The difference between them and me is that I'm not sure I want to assume Jesus would not have used the conventions of his day in referring to these books. It is a question of whether we, in the name of truth and the Bible, are willing to allow for a broader range of intent by God rather than restricting it to a more narrow literality. Again, the Chicagoan wishes to end the discussion. In my opinion, the broader inerrantist is more interested in what is true. He or she does not preclude the position of the Chicagoan on a particular issue--indeed, because we are interested in the truth we must be open to them. But I personally think it does little to say we are about the truth if we aren't open to the evidence at hand.

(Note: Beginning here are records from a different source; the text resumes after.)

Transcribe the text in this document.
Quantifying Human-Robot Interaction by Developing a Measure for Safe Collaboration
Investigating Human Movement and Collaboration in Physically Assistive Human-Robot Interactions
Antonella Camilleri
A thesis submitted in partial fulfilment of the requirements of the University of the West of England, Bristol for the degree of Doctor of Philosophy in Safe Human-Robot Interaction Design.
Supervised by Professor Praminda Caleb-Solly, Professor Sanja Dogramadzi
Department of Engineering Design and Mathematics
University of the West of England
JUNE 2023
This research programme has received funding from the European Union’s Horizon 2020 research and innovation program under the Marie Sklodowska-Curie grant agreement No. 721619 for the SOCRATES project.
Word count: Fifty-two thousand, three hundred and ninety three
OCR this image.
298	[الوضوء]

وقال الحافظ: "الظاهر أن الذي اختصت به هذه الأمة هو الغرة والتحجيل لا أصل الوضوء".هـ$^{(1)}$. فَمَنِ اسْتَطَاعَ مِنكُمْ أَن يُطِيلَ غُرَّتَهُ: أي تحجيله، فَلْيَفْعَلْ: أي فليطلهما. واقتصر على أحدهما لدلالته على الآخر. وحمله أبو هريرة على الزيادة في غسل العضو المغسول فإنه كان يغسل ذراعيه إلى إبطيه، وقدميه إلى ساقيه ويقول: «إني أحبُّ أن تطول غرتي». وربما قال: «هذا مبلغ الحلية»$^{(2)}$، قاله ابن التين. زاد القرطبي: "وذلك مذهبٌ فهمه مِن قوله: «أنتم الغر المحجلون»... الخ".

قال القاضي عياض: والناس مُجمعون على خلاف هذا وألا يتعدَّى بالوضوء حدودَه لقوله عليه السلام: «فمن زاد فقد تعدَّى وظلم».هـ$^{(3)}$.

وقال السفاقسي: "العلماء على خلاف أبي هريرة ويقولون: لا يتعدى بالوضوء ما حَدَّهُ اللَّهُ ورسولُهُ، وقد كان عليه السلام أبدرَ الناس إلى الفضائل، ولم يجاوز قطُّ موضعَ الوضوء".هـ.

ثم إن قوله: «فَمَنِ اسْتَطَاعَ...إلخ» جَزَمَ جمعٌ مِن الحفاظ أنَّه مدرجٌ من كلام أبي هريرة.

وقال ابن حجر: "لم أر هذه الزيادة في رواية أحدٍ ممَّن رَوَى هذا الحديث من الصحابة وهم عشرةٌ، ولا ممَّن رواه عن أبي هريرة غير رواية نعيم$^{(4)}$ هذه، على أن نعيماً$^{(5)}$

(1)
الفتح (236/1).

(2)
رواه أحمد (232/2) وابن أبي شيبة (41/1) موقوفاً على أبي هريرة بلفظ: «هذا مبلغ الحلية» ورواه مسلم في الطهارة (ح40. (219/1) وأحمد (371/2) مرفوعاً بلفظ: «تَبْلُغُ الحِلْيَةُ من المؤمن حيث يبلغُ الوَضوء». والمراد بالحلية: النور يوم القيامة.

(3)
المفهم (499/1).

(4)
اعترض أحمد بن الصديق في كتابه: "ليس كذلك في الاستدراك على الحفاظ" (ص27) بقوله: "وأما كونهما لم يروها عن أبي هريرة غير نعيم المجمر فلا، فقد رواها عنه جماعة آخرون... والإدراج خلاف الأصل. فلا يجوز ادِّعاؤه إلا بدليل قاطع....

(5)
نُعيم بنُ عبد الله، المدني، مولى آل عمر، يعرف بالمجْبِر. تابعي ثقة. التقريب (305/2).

Well, that's too much already so I'll have to do one more post. Sorry. I don't really enjoy the topic. I just thought this was an appropriate time to clarify yet another thing I appreciate about my church and its wisdom in not closing down discussions like this one. We don't specify how to baptize or what end time view you have to have. We insist you live a righteous life by the power of the Holy Spirit, that you truly love God with all your heart and your neighbor as yourself, that you do justice and love mercy and walk humbly with your God, that you fear God and keep His commandments, for this is the all of humanity.

Nope, nothing in there about the 5 points or the Westminster Confession or the 39 articles.

5 comments:

::athada:: said...

Just finished Wright's "The Last Word: Beyond the Bible Wars to a New Understanding of the Authority of Scripture". Helpful, introductory, and concise. Think it could fit well in an IBS class.

Martin LaBar said...

Thanks, Ken, for your last group of posts. I'm trying to digest them.

TruthHunt said...

You wrote: John never tells us who the Beloved Disciple was

But this statement is not logical, since the unnamed "other disciple, whom Jesus loved" wrote the fourth gospel, and since the facts in the plain text of scripture can prove that WHOEVER this person was he could not have been John.

The ONLY Bible writer that mentions the unnamed beloved disciple is the beloved disciple himself - in the fourth gospel. No other Biblical writer ever mentions him, so for one to imply that John is somehow unique in this regard is incorrect.

Ken Schenck said...

I didn't follow you, bk. All I am saying is that we do not know who is the alleged source of the fourth gospel's information. The last chapters suggest it was this "beloved disciple."

Anonymous said...

Thanks for pushing on the door a bit Ken. You can do it more safely than I can.